Connerie vient de « con », sexe de la femme. Curieux. Personnellement, j’apprécie sans modération ; la connerie me va donc à merveille…

Sans doute faudrait-il utiliser le mot « ineptie » directement issu du latin ineptus, qui signifiait originellement « qui n’est pas approprié, déplacé », mais qui aujourd’hui a pris le sens de « qui fait preuve de sottise ».

Il faut choisir son camp (son con ?) ; mon cœur (et tout le reste) penche pour la connerie.

 

D’abord, la connerie se transmet. Sa représentation, son exemplarité suscitent des vocations à ceux qui hésitent encore entre la connaissance du premier genre spinoziste (en gros le suivisme) et l’effort que l’on s’inflige pour appréhender la complexité du monde. L’exemple facile, mais qui tombe « pile-poil » (comme vous allez le comprendre) est celui de l’omniprésent Trump : ne se vantait-il pas avant son élection de « prendre les femmes par la chatte » ? Cela n’a pas empêché des millions d’entre elles de voter pour le « con » dans une surréaliste harmonie, réelle ou fantasmée…

Cela me rappelle la remarque de Gilles Deleuze, quelque chose comme : « la bêtise gagne toujours, car tout le monde la comprend. » Notre philosophe soixante-huitard-spinoziste-nietzschéen avait, lui, oublié d’être con.

 

Ensuite, on a tendance à penser qu’il y aurait de plus en plus de cons, et même que, selon notre regretté Coluche (encore un qui avait oublié de l’être), ceux de l’année prochaine seraient déjà là.

Que nenni, que nenni, nous explique Steven Pinker dans son brillant essai La part d’ange en nous : le monde ne s’est jamais aussi bien porté qu’aujourd’hui. Une démonstration implacable de 1042 pages, d’innombrables courbes, graphiques, références à d’incontestables études et statistiques montrant que, notre « part d’ange » prend progressivement le dessus sur nos « démons intérieurs ». De manière quasi linéaire depuis des siècles, par exemple, la violence baisse dans tous les domaines, et c’est toujours le cas (moins de morts en guerre, moins de violence contre les enfants, envers les femmes (si si!), etc. Autre exemple du livre : les pays de régime démocratique ne cessent d’augmenter ; etc., etc. N’est-ce pas révélateur que nous soyons de moins en moins cons ?

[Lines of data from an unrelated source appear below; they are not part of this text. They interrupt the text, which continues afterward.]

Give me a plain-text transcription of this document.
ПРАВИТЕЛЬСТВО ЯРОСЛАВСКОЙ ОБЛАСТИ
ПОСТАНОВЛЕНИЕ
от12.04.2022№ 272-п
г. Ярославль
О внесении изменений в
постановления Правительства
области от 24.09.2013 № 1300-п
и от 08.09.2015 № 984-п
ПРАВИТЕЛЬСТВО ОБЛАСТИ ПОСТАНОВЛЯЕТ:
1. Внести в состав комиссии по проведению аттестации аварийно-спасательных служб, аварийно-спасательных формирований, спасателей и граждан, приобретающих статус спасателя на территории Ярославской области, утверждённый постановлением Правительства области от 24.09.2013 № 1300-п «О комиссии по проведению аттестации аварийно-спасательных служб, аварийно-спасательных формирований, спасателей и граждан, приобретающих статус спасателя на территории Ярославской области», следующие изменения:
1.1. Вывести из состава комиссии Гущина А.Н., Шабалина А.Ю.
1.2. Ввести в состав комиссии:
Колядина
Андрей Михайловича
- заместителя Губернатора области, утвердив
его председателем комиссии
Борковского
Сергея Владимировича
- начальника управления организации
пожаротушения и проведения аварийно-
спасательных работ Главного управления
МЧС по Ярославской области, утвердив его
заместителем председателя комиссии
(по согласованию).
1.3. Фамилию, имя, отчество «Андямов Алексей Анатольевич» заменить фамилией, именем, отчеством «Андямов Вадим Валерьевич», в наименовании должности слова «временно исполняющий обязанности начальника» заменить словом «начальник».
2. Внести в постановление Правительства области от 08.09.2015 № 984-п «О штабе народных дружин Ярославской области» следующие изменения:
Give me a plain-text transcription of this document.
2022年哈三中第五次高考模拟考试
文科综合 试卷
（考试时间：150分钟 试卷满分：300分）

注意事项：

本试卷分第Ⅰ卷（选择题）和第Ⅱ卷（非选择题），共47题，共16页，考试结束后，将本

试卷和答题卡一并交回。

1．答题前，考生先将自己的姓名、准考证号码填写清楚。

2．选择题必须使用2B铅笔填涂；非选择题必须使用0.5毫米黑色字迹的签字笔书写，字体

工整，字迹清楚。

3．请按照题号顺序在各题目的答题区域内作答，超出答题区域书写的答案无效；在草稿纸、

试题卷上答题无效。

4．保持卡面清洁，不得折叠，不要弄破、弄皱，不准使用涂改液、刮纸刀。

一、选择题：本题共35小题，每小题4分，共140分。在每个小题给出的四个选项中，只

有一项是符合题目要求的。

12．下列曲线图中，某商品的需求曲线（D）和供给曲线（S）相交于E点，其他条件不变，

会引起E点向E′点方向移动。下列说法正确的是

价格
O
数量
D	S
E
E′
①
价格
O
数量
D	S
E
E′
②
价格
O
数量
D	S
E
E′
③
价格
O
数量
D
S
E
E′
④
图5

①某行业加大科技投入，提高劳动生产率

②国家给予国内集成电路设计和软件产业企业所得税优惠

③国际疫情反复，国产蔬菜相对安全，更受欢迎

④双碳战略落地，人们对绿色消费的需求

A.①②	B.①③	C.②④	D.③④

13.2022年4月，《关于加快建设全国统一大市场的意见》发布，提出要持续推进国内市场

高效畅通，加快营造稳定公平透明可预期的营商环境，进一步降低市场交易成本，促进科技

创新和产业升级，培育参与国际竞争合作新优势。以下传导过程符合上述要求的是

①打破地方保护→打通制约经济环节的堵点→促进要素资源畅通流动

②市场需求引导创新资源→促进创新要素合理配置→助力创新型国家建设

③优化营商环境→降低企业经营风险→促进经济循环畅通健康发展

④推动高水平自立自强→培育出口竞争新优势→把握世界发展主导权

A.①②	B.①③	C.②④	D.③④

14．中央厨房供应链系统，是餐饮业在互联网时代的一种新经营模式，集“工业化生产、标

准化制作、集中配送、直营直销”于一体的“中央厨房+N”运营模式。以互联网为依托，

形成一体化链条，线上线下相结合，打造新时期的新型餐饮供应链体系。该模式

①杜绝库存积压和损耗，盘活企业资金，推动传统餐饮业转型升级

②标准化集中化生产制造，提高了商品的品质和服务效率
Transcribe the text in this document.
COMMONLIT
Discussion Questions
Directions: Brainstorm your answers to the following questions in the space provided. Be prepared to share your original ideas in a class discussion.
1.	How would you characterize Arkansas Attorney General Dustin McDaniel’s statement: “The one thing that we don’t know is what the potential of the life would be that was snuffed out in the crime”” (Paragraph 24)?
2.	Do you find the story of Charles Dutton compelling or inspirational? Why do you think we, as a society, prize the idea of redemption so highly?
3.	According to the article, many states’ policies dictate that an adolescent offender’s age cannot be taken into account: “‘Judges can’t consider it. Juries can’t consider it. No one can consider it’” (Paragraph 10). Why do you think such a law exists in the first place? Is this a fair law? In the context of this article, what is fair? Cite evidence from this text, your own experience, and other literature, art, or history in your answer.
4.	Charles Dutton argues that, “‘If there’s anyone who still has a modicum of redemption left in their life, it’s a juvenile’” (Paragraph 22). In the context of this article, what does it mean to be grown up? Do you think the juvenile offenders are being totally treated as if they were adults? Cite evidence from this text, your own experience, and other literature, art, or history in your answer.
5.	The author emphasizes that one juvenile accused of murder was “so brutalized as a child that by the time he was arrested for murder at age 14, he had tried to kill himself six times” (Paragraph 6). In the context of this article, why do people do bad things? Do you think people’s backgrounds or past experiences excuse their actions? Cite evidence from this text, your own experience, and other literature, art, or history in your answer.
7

Mais pourquoi ressentons-nous exactement le contraire ? Simplement parce que nous sommes tous un peu cons sur les bords. Notre cerveau peut être comparé à un ordinateur, puissant certes, mais plein de bugs, les biais cognitifs. Il y en aurait plus de 180, dont, pour illustrer l’argument ci-dessus :

  • Le biais de négativité: tendance à donner plus de poids aux expériences négatives qu’aux expériences positives et à s’en souvenir davantage,
  • Le biais de représentativité: raccourci mental qui consiste à porter un jugement à partir de quelques éléments qui ne sont pas nécessairement représentatifs,
  • L’illusion de savoir consiste à se fier à des croyances erronées pour appréhender une réalité et à ne pas chercher à recueillir d’autres informations,
  • Le biais de conformisme est la tendance à penser et agir comme les autres le font.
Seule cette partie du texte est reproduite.